Pour le futur de la profession ici en Suisse, l’émail est trop limité à l’horlogerie. C’est dommage. L’émaillage a un champ d’applications très vaste.

Anita Porchet

 

 

Montre de poche Vacheron Constantin "Les Cabinotiers Westminster Sonnerie". 2021. La saisissante peinture miniature en émail signée "A. Porchet 2018-2020", réinterprète la célèbre peinture "La jeune fille à la perle" du peintre holandais Johannes Vermeer /1632-1675). Pièce unique. © Vacheron Constantin.

 

Biographie d’Anita Porchet :

Native de la Chaux-de-Fonds en Suisse, Anita Porchet (1961) possède son atelier chez elle, à Corcelles-le-Jorat. Après une formation aux Beaux-Arts de Lausanne (où elle rencontrera François Junod), elle décroche un Certificat Fédéral de Capacité ou CFC, avec option gravure et émail à la Haute École Arc en 1984. Puis, elle y enseignera sept années durant, le dessin et l’initiation à l’émail. En 1985, elle finalise son Certificat d'aptitude artistique à l’École d’Arts de Lausanne. Les premières années comme émailleuse indépendantes seront difficiles ; l’émail n’est toujours pas à la mode dans l’horlogerie. Cependant, grâce à l’appui de Philippe Stern, alors Président de Patek Philippe, elle développe peu à peu un langage artistique propre. Sa technique évolue et conjugue peinture miniature, cloisonné, champlevé, grisaille tout en innovant avec l’introduction de matières tombées dans l’oubli, notamment les paillons5. Ses nombreuses collaborations avec plusieurs marques prestigieuses (Patek Philippe, Hermès, Chanel, Vacheron Constantin, Piaget et plus récemment Audemars Piguet), lui ont valu la reconnaissance de ses pairs. Elle reçoit en 2015, le Prix Gaïa dans la catégorie Artisanat-création puis partage en 2017 le Prix spécial du Grand Prix de l’Horlogerie avec la fameuse émailleuse Suzanne Rohr2, auxquels se rajoutent le prix « Hommage au Talent » décerné par la Fondation de la Haute horlogerie, ainsi que le prix culturel du patrimoine immatériel vaudois.

 

Notes :

1 Né à Bologne, en Italie, c’est à Genève que l’artiste et peintre miniaturiste Carlo Poluzzi (1899-1978) acquiert ses lettres de noblesses. Les informations disponibles sur sa biographie sont malheureusement trop rares. Il semblerait qu’il ait débuté sa carrière en tant qu'orfèvre avant de se tourner vers l'émaillage. Sa célébrité lui vient de ses miniatures émaillées qui puisent leur inspiration dans un répertoire naturaliste. Indépendant, il a travaillé pour de nombreuses marques dont Patek Philippe et exploré pratiquement toutes les techniques traditionnelles connues : émail cloisonné, champlevé et surtout la peinture miniature. Pour cette dernière, il a mis à profit des matériaux tels que l'or, l'argent et le cuivre pour sublimer ses effets esthétiques. Reconnu internationalement, il a reçu entre autres : le Grand Prix de la Triennale de l'Émail en 1935, en 1948, et en 1951 pour la troisième fois. Le Musée Patek Philippe, le Musée des Arts Décoratifs à Paris et le Victoria and Albert Museum à Londres conservent quelques-unes de ses œuvres emblématiques.  

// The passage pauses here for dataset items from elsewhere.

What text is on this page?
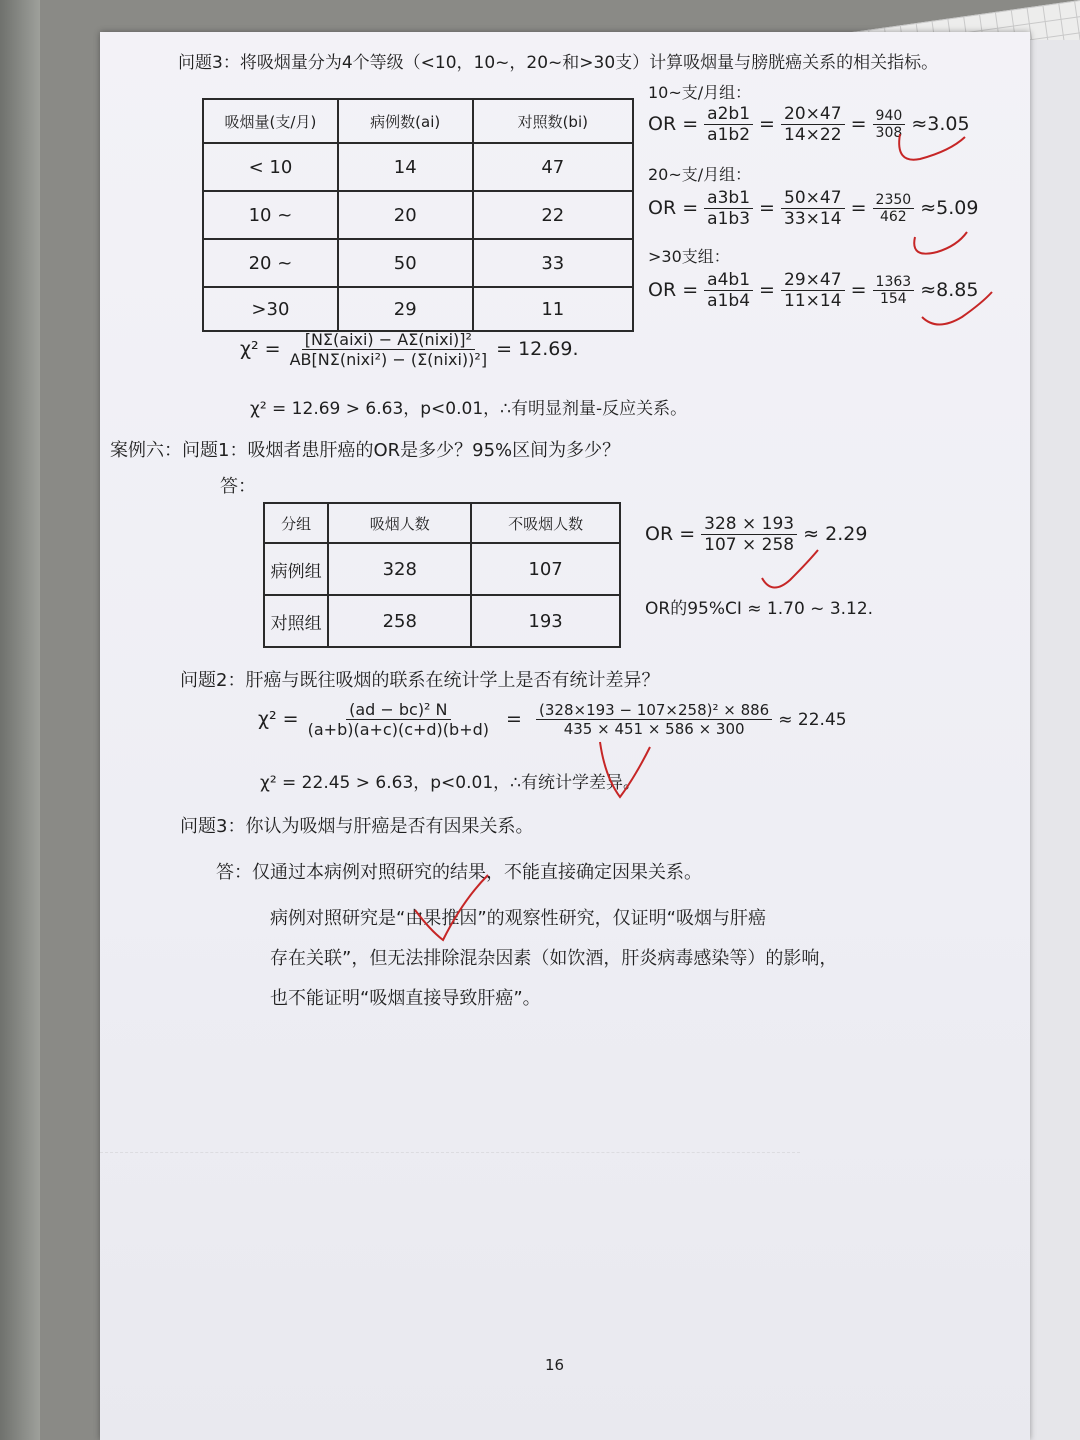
问题3：将吸烟量分为4个等级（<10，10~，20~和>30支）计算吸烟量与膀胱癌关系的相关指标。
吸烟量(支/月)	病例数(ai)	对照数(bi)
< 10	14	47
10 ~	20	22
20 ~	50	33
>30	29	11
10~支/月组：
OR = $\frac{a2b1}{a1b2} = \frac{20\times 47}{14\times 22} = \frac{940}{308} \approx 3.05$
20~支/月组：
OR = $\frac{a3b1}{a1b3} = \frac{50\times 47}{33\times 14} = \frac{2350}{462} \approx 5.09$
>30支组：
OR = $\frac{a4b1}{a1b4} = \frac{29\times 47}{11\times 14} = \frac{1363}{154} \approx 8.85$
$\chi^2 = \frac{\text{[NΣ(aixi) − AΣ(nixi)]²}}{\text{AB[NΣ(nixi²) − (Σ(nixi))²]}} = 12.69$.
χ² = 12.69 > 6.63，p<0.01，∴有明显剂量-反应关系。
案例六：问题1：吸烟者患肝癌的OR是多少？95%区间为多少？
答：
分组	吸烟人数	不吸烟人数
病例组	328	107
对照组	258	193
OR = $\frac{328 \times 193}{107 \times 258} \approx 2.29$
OR的95%CI ≈ 1.70 ~ 3.12.
问题2：肝癌与既往吸烟的联系在统计学上是否有统计差异？
$\chi^2 = \frac{\text{(ad − bc)² N}}{(a+b)(a+c)(c+d)(b+d)} = \frac{\text{(328×193 − 107×258)² × 886}}{435 \times 451 \times 586 \times 300} \approx 22.45$
χ² = 22.45 > 6.63，p<0.01，∴有统计学差异。
问题3：你认为吸烟与肝癌是否有因果关系。
答：仅通过本病例对照研究的结果，不能直接确定因果关系。
病例对照研究是“由果推因”的观察性研究，仅证明“吸烟与肝癌
存在关联”，但无法排除混杂因素（如饮酒，肝炎病毒感染等）的影响，
也不能证明“吸烟直接导致肝癌”。
16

2 Suzanne Rohr (1939) est une émailleuse genevoise spécialisée dans la peinture miniature sur cadran, dans la grande tradition genevoise. Suite à sa formation d’émailleuse à l’École des Arts Décoratifs de Genève, elle ouvre son propre atelier dans les années 1950, une époque difficile pour l’émail. Sa rencontre avec le peintre miniaturiste Carlo Poluzzi1 sera déterminante pour le reste de sa carrière. Un long partenariat s’établit alors en 1967 avec Henri Stern, président de la maison Patek Philippe et son fils Philippe Stern, tous deux grands collectionneurs d’émaux miniatures. En 2019, elle remporte le prestigieux Prix Gaïa dans la catégorie "Artisanat-Création" pour sa contribution exceptionnelle dans le domaine de l’émail, soit à peine après avoir partagé avec Anita Porchet, le Prix spécial du Grand Prix de l’Horlogerie de Genève.

 

Petit lexique des techniques évoquées :

La technique du cloisonné consiste à isoler les couleurs à l’aide d’un fil métallique, souvent en or. Ainsi, lors du passage au four, les teintes ne se mélangent pas.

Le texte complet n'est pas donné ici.